There are several applications I'd want to run or port on an iPhone. This includes a full ssh environment, subversion version control, and some custom scripts using ImageMagic which would allow me to process, manipulate, and upload photographs using my digital camera (assuming you could adapt the iPod port to a camera or compact flash card) : all tasks I perform on my Mac laptop but which would greatly benefit from the greater portability of an iPhone.

Yet Apple and AT&T's lockdown policy, only Apple authorized applications can run on the iPhone, means I will be unable to use the iPhone to its potential. I understand the reasons why Apple and AT&T want this property: they want to limit applications which can run because they wish to bill for service based on intent.

At $10 for 1500 SMS message at 1 kB/message, SMS messages are worth roughly 1.2 Mb/$. With voice (beyond the first 500 minutes) at roughly $.05/minute and approximately 8 kbps, vocie is roughly 10 Mb/$. Finally, at "unlimited" data (with a reasonable limit of say 5 GB) for $20, the data traffic is 2000 Mb/$. Thus the intent of the bits, whether it is an SMS message, voice, or best-effort data, effects how it is billed. Thus AT&T's interest is to ensure that the iPhone can't circumvent intent-based billing.

Overall, there is a design philosophy which is creating a sealed box rather than an open box. The sealed box offers some better security properties (as AT&T theoretically does not have to worry as much about misbehaving iPhones), but the security properties are somewhat illusionary. Attackers will still be able to compromise the Safari implementation and gain control of iPhones. It will be difficult for attackers, but doable and highly attractive.

Additionally, the hole in the sealed box, the ability to run sanboxed Ajax-ish web applications, defeats AT&T's intent based pricing, the stated and implied security goals, and Apple's stated goal of a pristine user experience. An Ajax-ie webpage could easily interface with IM protocols, replacing high-value SMS traffic with lower value bulk-data. It is vulnerabilities in the web browser which attackers will exploit. And the interface will never be as good as a native interface running directly on the iPhone.

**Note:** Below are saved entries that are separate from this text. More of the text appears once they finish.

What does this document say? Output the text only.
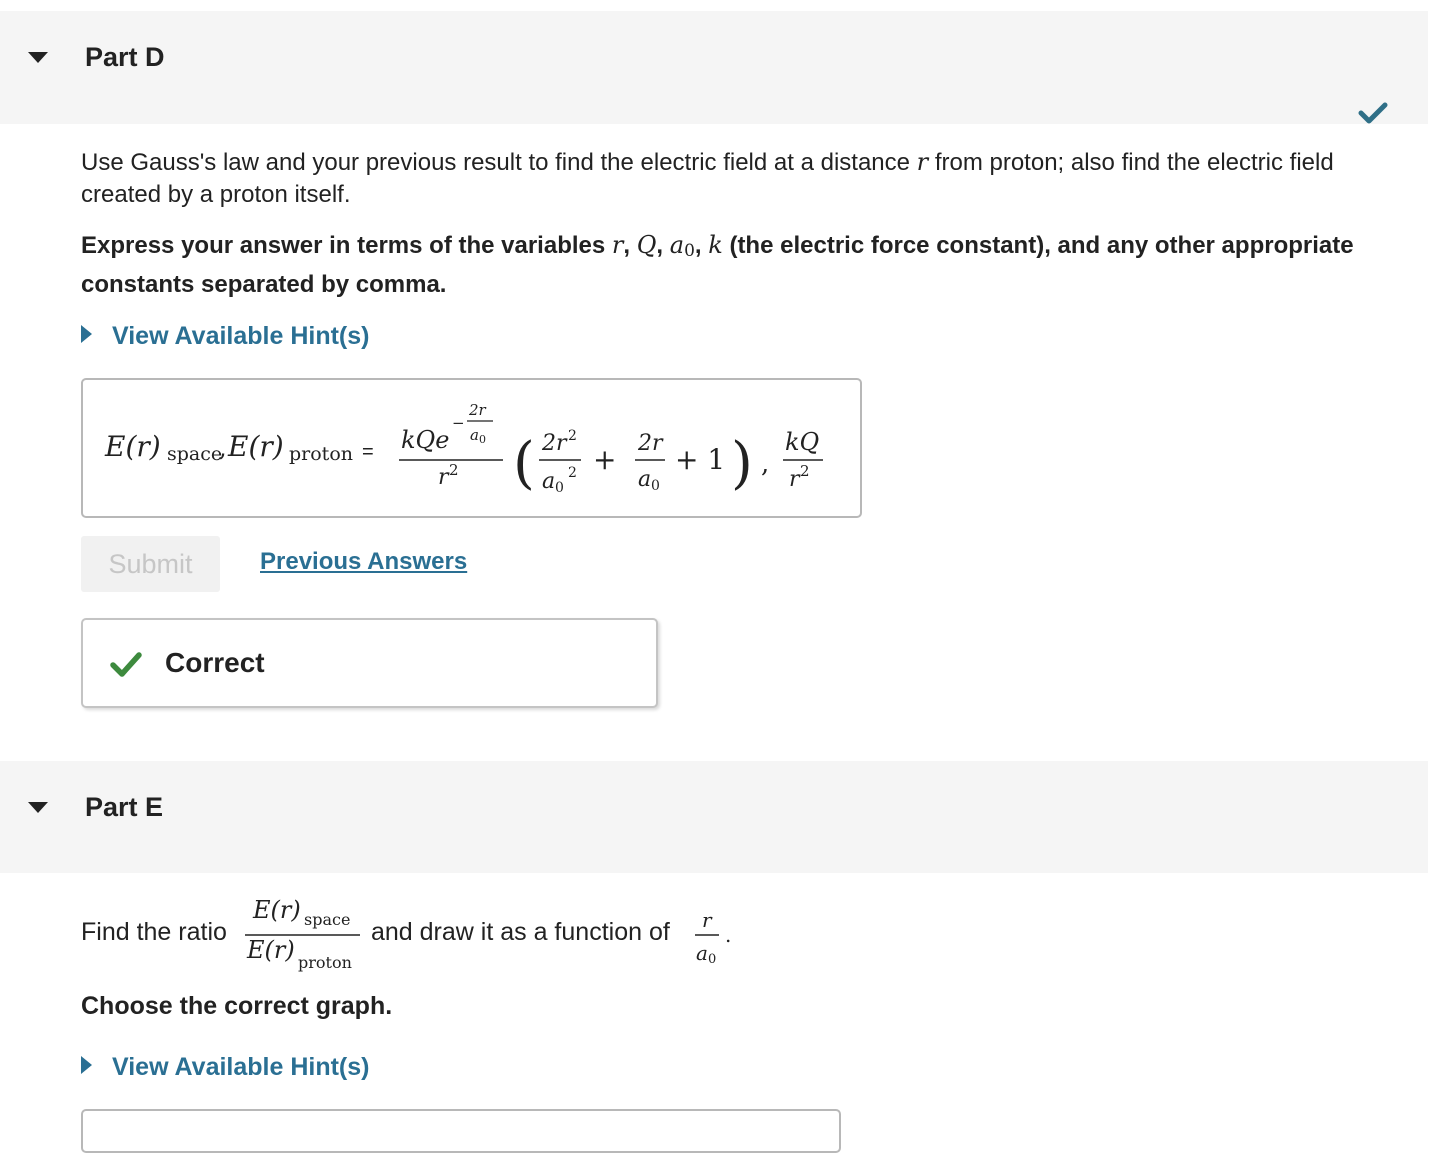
Part D
Use Gauss's law and your previous result to find the electric field at a distance r from proton; also find the electric field created by a proton itself.
Express your answer in terms of the variables r, Q, a0, k (the electric force constant), and any other appropriate constants separated by comma.
View Available Hint(s)
E(r) space
, E(r) proton = kQe
−
2r
a 0
r 2 ( 2r 2
a 0
2 + 2r
a 0
+ 1 ) ,
kQ
r 2
Submit	Previous Answers
Correct
Part E
Find the ratio
E(r) space
E(r) proton
r
a 0
.
and draw it as a function of
Choose the correct graph.
View Available Hint(s)
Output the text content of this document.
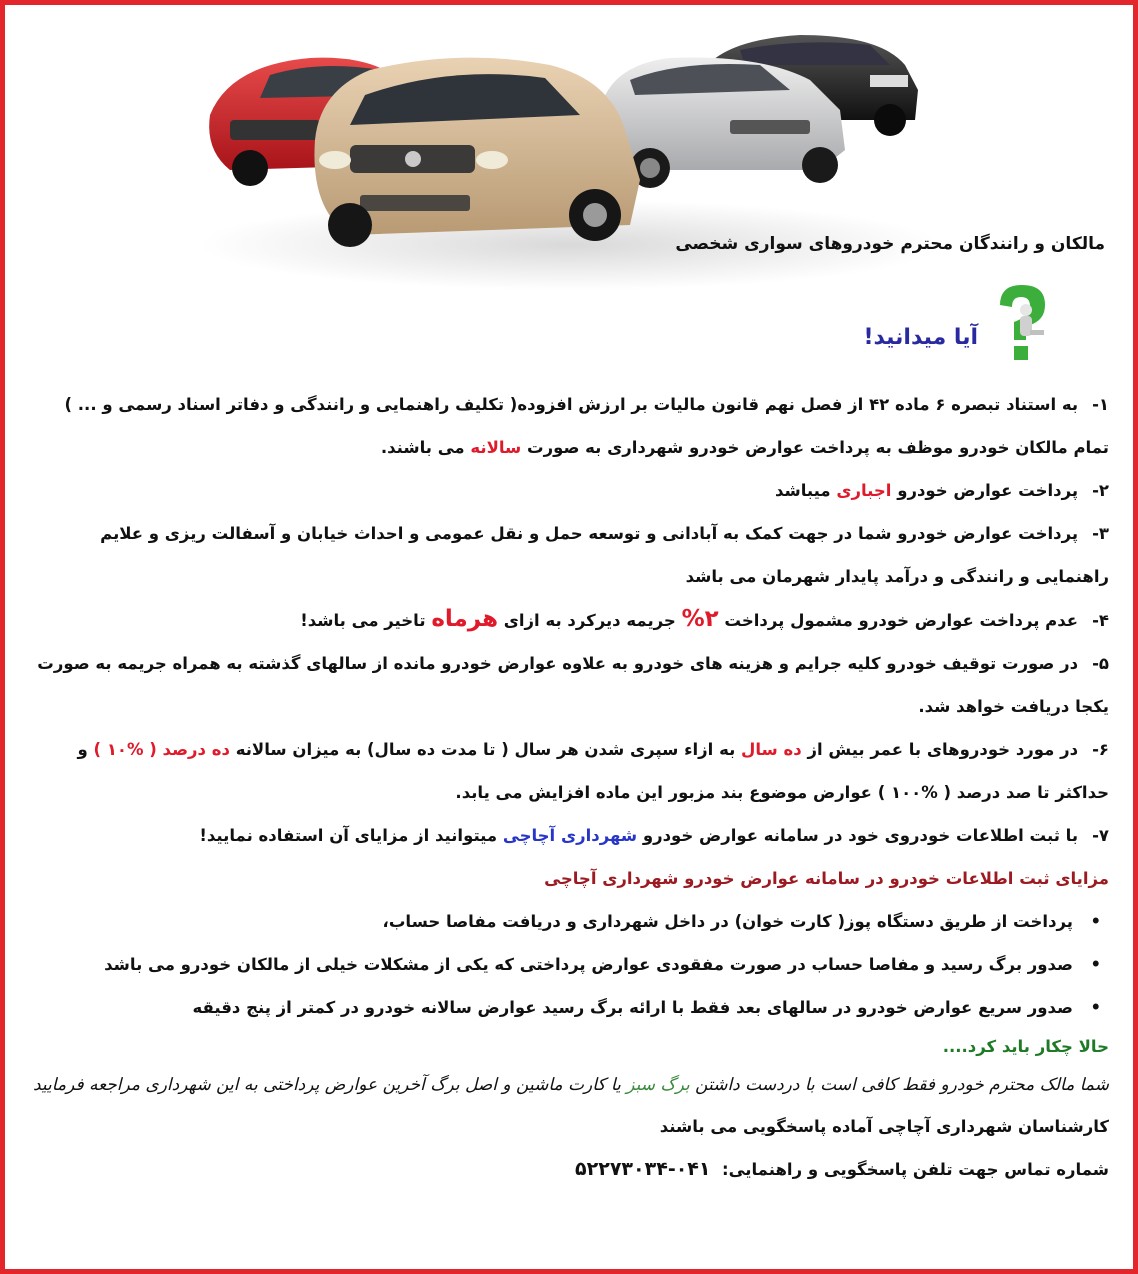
مالکان و رانندگان محترم خودروهای سواری شخصی
آیا میدانید!

۱-به استناد تبصره ۶ ماده ۴۲ از فصل نهم قانون مالیات بر ارزش افزوده( تکلیف راهنمایی و رانندگی و دفاتر اسناد رسمی و ... ) تمام مالکان خودرو موظف به پرداخت عوارض خودرو شهرداری به صورت سالانه می باشند.

۲-پرداخت عوارض خودرو اجباری میباشد

۳-پرداخت عوارض خودرو شما در جهت کمک به آبادانی و توسعه حمل و نقل عمومی و احداث خیابان و آسفالت ریزی و علایم راهنمایی و رانندگی و درآمد پایدار شهرمان می باشد

۴-عدم پرداخت عوارض خودرو مشمول پرداخت ۲% جریمه دیرکرد به ازای هرماه تاخیر می باشد!

۵-در صورت توقیف خودرو کلیه جرایم و هزینه های خودرو به علاوه عوارض خودرو مانده از سالهای گذشته به همراه جریمه به صورت یکجا دریافت خواهد شد.

۶-در مورد خودروهای با عمر بیش از ده سال به ازاء سپری شدن هر سال ( تا مدت ده سال) به میزان سالانه ده درصد ( %۱۰ ) و حداکثر تا صد درصد ( %۱۰۰ ) عوارض موضوع بند مزبور این ماده افزایش می یابد.

۷-با ثبت اطلاعات خودروی خود در سامانه عوارض خودرو شهرداری آچاچی میتوانید از مزایای آن استفاده نمایید!

مزایای ثبت اطلاعات خودرو در سامانه عوارض خودرو شهرداری آچاچی

•
پرداخت از طریق دستگاه پوز( کارت خوان) در داخل شهرداری و دریافت مفاصا حساب،

•
صدور برگ رسید و مفاصا حساب در صورت مفقودی عوارض پرداختی که یکی از مشکلات خیلی از مالکان خودرو می باشد

•
صدور سریع عوارض خودرو در سالهای بعد فقط با ارائه برگ رسید عوارض سالانه خودرو در کمتر از پنج دقیقه

حالا چکار باید کرد....

شما مالک محترم خودرو فقط کافی است با دردست داشتن برگ سبز یا کارت ماشین و اصل برگ آخرین عوارض پرداختی به این شهرداری مراجعه فرمایید

کارشناسان شهرداری آچاچی آماده پاسخگویی می باشند

شماره تماس جهت تلفن پاسخگویی و راهنمایی:  ۰۴۱-۵۲۲۷۳۰۳۴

In the end, the iPhone is a porsche which can only turn left.

If you only ever want to do what Apple has decided you should do (namely email, web surfing, music, and a phone), it is a beautiful platform, and probably worth every penny.

If I could obtain development tools and install new applications, I would buy one in a hot second, even with the transition costs as a Verizon customer.

But with the current model of a sealed box, I will not buy one and will urge my friends and family not to buy one, at least until it costs no more than a basic phone. It may be beautiful, but it is crippled.